Soundtrack is aural biography of death penalty activist

Face of love The soundtrack to the movie “Dead Man Walking” is more than just a collection of songs related to the movie. It stands as a tribute to Sister Helen Prejean. Prejean recently visited the Washburn campus.

Ryan Hodges

If a picture is worth a thousand words, one can only wonder how much a song would be worth.

In honor of Sister Helen Prejean’s recent appearance at Washburn University, I’ve decided to review the soundtrack to the movie “Dead Man Walking.” The movie, which starred Sean Penn and Susan Sarandon, and the music which it inspired contain something more powerful than words. They have a soul of their own.

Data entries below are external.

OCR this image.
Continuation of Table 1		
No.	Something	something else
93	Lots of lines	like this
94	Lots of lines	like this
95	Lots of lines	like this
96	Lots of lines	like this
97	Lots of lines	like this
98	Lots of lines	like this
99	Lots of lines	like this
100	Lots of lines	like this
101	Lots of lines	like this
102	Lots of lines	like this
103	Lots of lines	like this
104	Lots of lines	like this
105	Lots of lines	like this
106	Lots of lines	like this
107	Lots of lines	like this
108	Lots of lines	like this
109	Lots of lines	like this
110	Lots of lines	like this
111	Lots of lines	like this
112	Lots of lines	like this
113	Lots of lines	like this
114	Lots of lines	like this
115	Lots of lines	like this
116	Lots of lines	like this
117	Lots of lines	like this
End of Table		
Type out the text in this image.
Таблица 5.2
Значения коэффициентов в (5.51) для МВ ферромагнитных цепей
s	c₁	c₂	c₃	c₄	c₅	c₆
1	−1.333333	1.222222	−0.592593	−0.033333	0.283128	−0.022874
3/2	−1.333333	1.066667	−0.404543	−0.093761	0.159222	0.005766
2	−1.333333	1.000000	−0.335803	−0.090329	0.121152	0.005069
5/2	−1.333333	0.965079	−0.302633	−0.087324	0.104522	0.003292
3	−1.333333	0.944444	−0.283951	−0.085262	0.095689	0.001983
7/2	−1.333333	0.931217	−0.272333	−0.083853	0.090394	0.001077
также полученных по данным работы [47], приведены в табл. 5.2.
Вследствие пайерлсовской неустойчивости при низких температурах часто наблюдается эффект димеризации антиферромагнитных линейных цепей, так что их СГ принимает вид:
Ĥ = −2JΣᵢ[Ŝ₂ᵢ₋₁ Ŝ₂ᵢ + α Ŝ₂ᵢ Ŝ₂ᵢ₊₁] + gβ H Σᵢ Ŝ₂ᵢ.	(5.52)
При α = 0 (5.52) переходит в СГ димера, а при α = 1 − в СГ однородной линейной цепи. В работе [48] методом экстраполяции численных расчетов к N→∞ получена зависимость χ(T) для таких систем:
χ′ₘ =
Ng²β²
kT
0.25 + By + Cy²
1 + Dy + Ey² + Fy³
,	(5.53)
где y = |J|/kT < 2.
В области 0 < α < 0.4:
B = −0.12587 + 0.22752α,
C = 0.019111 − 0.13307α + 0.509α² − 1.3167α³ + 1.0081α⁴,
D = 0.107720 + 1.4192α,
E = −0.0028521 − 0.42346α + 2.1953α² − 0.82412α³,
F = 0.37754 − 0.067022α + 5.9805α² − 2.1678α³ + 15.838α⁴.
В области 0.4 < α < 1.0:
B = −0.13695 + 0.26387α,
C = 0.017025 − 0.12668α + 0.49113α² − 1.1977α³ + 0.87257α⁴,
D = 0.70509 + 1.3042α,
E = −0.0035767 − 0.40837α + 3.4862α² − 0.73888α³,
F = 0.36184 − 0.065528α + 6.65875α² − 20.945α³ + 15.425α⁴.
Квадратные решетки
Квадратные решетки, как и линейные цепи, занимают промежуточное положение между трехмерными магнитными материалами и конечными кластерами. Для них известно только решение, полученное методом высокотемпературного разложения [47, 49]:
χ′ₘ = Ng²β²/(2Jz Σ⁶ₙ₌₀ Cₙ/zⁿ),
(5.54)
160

Director Tim Robbins gave a rough cut of the film to a variety of artists and asked for their musical reactions. The artists that responded, and their songs, tell tales of life, death, redemption and love. With artists like Bruce Springsteen, Johnny Cash and punk artist Patti Smith all contributing new pieces, the songs represent a musical place that is neither country, nor rock, but exists somewhere in the space between.

Springsteen’s “Dead Man Walkin'” opens up with an apocalyptic and soulful portrait of a man confessing his sins and dealing with his own guilt and remorse at the horrors he has committed. Cash follows that with “In Your Mind” and offers us redemption—a subject Cash knew all too well.

The album’s first curveball comes with Suzanne Vega’s “Woman on the Tier (I’ll See You Through).”Rather than taking the point of view of the killer, this time we see the same story from the eyes of the condemned man’s spiritual adviser. There’s something oddly compelling and ethereal about a song whose main percussive force comes from what sounds like a trash can lid.

An odd pairing, Pakistani spiritual singer Nusrat Fateh Ali Khan and Pearl Jam singer Eddie Vedder, offer up a pair of songs filled with otherworldly sadness and sorrow, and they’re beautiful. The pair trade verses on “Face of Love” while Khan adds background singing in his traditional Qawwali to the Vedder-penned “The Long Road,” which was also used recently in the movie “Eat, Pray, Love.” In its original rock form from Pearl Jam’s “Merkinball” EP, “Long Road” mourned the loss of a beloved friend and mentor. But the reworked version that appears here strips away the grungy electric guitars and replaces them with Khan’s plaintive spiritual search for harmony. This wouldn’t be Vedder’s last collaboration with the cast of “Dead Man Walking,” either. He sang a duet with Sarandon for the movie “Cradle Will Rock” and later composed the soundtrack for the Penn-directed “Into the Wild.”

Then there is Tom Waits. A man whose voice sounds like 30 years of whiskey and unfiltered cigarettes with a set of vocal cords massaged by a cheese grater, Waits is a story teller of the highest order. Recently selected for induction into the Rock and Roll Hall of Fame, Waits is in a category by himself. “The Fall of Troy” and “Walk Away” highlight Waits’s impassioned songwriting.

The Legacy Edition of the soundtrack offers a bonus track by Vedder, “Dead Man.” On the concert DVD that accompanies the CD, Vedder describes how the song was passed over for the album in favor of Springsteen’s song because of “seniority” issues and how it was eventually lost as a b-side.

“Dead Man Walking” is one of the most depressing albums I’ve ever listened to. It’s also one of the best. More than just a movie soundtrack, it is an aural biography of Prejean’s life and compassion. It represents the heart, soul and mind of the complicated issue of the death penalty and still stands strong almost 15 years after its release.